|
K.G.W. is
a pseudonym for Graham F Smith, an 18-year-old who's spent _way_ too much
me listening to Guided By Voices records". There are many ways of
playing garage-rock guitar, many ways of singing, even many ways of using
el cheapo recording equipment, that do not sound like PROPELLER/ VAMPIRE
ON TITUS outtakes, and Graham is not going out of his way to find them.
Nor is hard to notice that he's recorded 20 songs, many under 2 minutes,
with Pollard-y titles like "What Is Your Posture?" and "May
Be Icy", mostly running into each other instead of frittering away
time on properly constructed endings.
But first of all, musically, his GBV imitations are quite good; much better,
frankly, than many of the random discharges that GBV's Robert Pollard
spews out at hundreds-per-year rates. This is certainly not because Smith
is a more talented writer; he has none of the gift for (or desire to even
try) the melancholic ballads like "I Am A Scientist" or "Tractor
Rape Chain" or "the Official Ironman's Rally Song" that
I love best about GBV, nor is there anything as sublimely silly as "Kicker
Of Elves". But Smith seems to actually care about the songs he asks
us to buy, rather than slapping them onto tape and considering them automatically
finished, which seems to have been Pollard's procedure on ALIEN LANES
and his solo outings.
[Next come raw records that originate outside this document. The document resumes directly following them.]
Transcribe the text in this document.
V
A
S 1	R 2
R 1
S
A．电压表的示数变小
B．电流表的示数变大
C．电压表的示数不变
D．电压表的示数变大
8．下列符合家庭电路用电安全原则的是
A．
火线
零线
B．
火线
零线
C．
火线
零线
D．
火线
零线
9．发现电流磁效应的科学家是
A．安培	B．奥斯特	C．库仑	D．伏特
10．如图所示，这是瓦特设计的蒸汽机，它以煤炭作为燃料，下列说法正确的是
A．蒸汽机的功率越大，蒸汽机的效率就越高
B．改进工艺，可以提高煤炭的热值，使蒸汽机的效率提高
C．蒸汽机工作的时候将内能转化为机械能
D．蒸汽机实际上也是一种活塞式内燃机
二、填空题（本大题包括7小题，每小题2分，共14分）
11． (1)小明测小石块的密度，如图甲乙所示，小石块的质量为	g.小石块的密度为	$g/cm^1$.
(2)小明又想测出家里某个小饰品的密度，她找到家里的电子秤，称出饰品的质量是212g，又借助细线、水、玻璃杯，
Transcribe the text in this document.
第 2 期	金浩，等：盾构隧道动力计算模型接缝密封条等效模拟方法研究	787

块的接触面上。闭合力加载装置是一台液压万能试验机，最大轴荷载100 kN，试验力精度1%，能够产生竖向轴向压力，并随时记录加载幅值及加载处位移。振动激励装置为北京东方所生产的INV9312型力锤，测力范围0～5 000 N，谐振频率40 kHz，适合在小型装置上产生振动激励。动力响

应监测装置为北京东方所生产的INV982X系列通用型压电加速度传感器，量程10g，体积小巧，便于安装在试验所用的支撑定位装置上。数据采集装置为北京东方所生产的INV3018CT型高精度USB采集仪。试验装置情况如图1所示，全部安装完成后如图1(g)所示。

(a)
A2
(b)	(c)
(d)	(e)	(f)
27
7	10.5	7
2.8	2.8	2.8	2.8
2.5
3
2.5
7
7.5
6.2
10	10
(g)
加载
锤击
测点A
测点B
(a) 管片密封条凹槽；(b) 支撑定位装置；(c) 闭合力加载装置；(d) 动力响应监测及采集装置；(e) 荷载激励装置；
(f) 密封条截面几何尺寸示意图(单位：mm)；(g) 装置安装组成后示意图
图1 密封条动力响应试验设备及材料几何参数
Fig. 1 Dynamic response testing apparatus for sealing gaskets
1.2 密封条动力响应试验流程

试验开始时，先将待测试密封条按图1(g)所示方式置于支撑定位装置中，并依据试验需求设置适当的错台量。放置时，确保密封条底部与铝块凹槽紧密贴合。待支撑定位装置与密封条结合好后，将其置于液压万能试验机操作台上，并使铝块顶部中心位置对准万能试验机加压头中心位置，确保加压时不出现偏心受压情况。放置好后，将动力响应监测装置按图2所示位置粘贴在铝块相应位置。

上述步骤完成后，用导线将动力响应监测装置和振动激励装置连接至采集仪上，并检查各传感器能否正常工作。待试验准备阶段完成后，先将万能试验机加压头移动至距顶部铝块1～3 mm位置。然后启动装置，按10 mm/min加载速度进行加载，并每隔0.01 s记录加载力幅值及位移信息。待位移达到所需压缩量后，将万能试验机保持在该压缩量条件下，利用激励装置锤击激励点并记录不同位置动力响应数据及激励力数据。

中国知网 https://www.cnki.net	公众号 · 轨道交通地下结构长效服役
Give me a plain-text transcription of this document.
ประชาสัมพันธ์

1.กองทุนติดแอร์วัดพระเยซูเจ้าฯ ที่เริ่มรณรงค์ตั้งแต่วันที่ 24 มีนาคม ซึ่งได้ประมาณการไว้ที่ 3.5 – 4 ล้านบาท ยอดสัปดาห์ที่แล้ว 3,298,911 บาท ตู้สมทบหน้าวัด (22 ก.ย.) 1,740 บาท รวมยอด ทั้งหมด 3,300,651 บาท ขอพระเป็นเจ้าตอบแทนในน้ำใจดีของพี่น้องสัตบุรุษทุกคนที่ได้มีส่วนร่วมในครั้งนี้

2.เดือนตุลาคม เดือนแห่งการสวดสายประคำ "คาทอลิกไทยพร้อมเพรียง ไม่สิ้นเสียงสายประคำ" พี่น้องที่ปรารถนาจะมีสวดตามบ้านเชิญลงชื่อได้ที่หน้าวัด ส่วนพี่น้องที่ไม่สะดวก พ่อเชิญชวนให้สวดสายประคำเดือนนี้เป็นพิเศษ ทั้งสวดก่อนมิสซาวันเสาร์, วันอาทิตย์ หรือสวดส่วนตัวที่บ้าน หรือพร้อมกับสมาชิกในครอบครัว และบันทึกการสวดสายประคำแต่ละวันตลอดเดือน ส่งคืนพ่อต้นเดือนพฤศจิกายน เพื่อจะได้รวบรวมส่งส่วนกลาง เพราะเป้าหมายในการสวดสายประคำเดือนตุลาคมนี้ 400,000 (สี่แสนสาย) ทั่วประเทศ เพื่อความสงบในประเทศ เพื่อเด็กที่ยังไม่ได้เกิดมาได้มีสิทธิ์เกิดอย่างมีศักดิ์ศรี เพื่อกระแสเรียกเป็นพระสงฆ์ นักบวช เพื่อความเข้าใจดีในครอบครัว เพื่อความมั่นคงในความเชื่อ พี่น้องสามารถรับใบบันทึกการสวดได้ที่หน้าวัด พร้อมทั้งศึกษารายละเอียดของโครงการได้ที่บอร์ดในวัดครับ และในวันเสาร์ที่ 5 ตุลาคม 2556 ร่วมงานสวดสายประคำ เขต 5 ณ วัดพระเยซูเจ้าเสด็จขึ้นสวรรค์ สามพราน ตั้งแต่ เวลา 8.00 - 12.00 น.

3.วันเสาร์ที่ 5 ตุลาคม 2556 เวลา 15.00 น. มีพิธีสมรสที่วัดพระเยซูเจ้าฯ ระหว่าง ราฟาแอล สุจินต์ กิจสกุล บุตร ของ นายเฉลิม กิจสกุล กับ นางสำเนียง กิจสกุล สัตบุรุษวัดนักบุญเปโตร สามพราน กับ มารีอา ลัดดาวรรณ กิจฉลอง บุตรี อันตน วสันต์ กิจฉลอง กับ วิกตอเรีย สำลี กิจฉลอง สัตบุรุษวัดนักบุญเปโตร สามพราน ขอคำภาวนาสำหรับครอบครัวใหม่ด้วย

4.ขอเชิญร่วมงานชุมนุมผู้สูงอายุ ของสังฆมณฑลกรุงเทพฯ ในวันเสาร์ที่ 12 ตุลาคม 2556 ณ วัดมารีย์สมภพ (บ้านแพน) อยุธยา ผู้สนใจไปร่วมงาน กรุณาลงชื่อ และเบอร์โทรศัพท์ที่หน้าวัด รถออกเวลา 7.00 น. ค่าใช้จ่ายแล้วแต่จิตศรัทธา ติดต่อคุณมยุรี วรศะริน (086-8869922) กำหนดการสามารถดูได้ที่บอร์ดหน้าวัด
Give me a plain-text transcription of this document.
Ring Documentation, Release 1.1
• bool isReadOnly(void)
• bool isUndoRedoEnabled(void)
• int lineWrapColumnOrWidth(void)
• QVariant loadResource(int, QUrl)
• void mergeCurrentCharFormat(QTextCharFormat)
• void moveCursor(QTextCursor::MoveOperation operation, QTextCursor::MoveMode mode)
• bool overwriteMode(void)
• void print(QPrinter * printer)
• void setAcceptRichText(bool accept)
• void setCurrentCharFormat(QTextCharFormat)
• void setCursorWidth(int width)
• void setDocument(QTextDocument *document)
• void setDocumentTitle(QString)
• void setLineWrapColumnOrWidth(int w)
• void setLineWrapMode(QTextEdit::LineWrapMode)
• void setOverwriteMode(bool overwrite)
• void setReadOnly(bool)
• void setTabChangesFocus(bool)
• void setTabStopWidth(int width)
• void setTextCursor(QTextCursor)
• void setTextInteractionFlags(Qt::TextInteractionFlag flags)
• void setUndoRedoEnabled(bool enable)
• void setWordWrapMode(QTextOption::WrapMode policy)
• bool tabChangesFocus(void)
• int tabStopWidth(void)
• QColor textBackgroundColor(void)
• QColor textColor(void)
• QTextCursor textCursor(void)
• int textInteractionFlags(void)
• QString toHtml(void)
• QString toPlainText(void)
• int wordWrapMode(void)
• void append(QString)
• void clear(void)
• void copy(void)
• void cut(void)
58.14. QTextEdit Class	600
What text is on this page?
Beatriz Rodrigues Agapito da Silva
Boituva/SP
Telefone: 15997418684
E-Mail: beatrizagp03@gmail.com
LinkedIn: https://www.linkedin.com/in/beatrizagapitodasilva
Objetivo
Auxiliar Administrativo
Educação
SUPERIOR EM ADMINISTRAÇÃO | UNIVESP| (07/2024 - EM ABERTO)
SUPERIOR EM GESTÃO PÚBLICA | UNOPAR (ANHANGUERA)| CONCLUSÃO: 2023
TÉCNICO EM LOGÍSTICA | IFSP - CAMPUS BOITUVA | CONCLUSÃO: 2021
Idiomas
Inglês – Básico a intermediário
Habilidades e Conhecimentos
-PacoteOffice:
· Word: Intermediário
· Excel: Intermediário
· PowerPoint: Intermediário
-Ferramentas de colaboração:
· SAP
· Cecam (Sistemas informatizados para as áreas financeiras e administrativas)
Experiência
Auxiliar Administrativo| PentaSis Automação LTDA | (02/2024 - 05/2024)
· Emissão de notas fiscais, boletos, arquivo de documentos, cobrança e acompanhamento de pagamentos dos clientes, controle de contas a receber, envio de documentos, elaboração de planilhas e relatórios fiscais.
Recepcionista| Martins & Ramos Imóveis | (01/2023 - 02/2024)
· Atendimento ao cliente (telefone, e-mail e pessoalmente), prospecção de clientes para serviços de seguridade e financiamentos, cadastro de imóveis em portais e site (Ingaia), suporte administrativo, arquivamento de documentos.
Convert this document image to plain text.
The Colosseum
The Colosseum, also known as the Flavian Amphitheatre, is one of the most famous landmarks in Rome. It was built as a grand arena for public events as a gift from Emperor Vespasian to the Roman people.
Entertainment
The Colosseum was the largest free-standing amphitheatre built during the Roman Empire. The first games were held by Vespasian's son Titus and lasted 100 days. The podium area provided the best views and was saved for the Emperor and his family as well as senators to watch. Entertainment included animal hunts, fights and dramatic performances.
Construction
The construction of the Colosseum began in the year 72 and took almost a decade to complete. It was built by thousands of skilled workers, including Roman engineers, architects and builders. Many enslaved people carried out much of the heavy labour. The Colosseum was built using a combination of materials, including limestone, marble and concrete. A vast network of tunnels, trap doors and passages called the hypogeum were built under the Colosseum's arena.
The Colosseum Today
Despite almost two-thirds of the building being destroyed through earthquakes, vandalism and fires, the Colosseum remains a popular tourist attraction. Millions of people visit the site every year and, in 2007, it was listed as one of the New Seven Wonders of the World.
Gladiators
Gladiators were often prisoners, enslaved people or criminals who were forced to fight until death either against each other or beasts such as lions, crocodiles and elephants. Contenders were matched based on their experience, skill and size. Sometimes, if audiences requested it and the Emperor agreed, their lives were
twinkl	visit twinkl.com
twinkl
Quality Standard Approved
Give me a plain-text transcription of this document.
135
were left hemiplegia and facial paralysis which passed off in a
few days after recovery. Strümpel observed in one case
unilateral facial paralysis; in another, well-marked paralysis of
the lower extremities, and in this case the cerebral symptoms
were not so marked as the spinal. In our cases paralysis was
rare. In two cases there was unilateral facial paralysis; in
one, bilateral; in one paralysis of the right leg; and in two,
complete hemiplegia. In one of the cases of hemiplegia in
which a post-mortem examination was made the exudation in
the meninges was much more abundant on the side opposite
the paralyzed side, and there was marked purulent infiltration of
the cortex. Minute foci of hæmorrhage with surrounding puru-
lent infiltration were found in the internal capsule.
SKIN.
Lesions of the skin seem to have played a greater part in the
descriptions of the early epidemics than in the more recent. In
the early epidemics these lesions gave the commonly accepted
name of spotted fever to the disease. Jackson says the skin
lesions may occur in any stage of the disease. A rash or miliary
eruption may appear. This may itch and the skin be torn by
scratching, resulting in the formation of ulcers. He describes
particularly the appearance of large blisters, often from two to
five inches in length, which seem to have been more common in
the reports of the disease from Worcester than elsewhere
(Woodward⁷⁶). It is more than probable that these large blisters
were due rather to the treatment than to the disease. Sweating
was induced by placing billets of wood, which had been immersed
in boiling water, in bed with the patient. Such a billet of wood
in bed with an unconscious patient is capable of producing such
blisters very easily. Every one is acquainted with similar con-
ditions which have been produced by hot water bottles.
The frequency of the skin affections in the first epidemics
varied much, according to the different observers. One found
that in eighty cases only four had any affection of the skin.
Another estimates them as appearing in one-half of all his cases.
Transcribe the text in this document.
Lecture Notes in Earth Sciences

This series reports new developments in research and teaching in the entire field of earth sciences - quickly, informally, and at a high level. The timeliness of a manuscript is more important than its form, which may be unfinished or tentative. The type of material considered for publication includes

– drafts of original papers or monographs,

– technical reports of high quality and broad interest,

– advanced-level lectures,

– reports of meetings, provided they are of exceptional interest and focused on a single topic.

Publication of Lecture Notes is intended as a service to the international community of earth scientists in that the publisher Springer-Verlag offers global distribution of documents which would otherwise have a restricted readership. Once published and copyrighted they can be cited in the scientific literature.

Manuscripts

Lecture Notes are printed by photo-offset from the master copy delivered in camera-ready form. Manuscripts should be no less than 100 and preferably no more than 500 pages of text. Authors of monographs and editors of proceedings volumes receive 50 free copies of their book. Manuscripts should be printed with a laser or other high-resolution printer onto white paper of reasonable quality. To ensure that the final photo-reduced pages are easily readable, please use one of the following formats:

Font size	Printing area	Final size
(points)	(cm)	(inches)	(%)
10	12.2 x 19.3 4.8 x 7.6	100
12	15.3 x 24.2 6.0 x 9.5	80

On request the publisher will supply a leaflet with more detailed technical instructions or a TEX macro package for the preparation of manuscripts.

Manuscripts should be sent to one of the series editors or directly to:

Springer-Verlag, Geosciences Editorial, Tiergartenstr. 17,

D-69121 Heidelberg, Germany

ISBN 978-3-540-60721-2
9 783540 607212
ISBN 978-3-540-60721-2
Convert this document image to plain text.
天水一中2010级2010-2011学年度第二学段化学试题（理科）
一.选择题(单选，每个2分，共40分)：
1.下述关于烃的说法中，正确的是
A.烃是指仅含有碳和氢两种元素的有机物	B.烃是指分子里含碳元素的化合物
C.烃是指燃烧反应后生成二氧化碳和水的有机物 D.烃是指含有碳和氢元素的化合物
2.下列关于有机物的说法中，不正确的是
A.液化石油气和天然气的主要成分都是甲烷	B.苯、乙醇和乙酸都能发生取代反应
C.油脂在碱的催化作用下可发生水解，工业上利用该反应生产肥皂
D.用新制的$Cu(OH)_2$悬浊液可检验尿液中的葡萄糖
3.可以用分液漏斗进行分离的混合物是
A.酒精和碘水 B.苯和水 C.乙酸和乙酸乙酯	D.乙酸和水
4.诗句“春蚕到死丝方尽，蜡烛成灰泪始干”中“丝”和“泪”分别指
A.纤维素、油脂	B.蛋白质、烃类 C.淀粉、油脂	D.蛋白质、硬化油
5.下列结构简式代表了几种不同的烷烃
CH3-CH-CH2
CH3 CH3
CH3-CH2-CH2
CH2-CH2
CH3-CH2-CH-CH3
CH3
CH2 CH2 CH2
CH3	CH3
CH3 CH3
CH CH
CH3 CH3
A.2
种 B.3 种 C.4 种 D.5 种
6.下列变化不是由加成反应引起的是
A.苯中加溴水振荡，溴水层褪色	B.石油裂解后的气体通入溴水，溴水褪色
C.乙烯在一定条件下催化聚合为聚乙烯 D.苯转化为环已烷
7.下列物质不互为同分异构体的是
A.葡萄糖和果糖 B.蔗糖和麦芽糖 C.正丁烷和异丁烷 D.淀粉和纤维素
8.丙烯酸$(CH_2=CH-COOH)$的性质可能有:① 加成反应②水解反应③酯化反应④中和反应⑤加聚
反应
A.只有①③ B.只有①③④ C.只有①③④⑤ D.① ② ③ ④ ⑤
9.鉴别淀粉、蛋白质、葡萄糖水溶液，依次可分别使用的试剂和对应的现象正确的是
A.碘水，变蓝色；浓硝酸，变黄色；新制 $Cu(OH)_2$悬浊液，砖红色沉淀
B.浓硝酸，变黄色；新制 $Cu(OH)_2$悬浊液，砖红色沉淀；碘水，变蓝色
Besides, Smith has other ideas. "Put It In
The Desk" and "You Need Me" and "Prince Of The Major
Leagues" are built around catchy synthesizer hooks of the chintzy
and burbly varieties. "The Muscles-Into Mountains", danceable
noir, could almost be Portishead, but it's too fast and appealing and
reliant on the keyboard's pitch-bend wheel. "Ponyoak" is what
GBV would be if Pollard's key rock influence been the early Beatles, not
the Who. "I Invented The Drums" is disco for the robots on the
strip-mine floor. "Turn The Bitch Off" (which has no offensive
content, though the tradeoff is that "Data For The Turtle In The
Maze" has no nonsense content) stars spliced, cut-up, echoey drum
lines a la Nine Inch Nails's "Piggy". "I Can't Humanize"
is jazzy and jungle-y at once, not to mention weird. "Great Alcoholics"
buoyantly builds on a piano and false violin and fake fanfare note and
more drum-machine.
There's no shattering revelations to be had here; I think Graham is too
young to ask that of anyway. There's a large batch of good, charming songs
and half-songs. Each is usefully covered by the same make and model of
sonic grime. And all the melodies are composed by the distinct Graham
Smith method. Which is the same method they teach by correspondence at
the Robert Pollard School of Music. So? This is bad?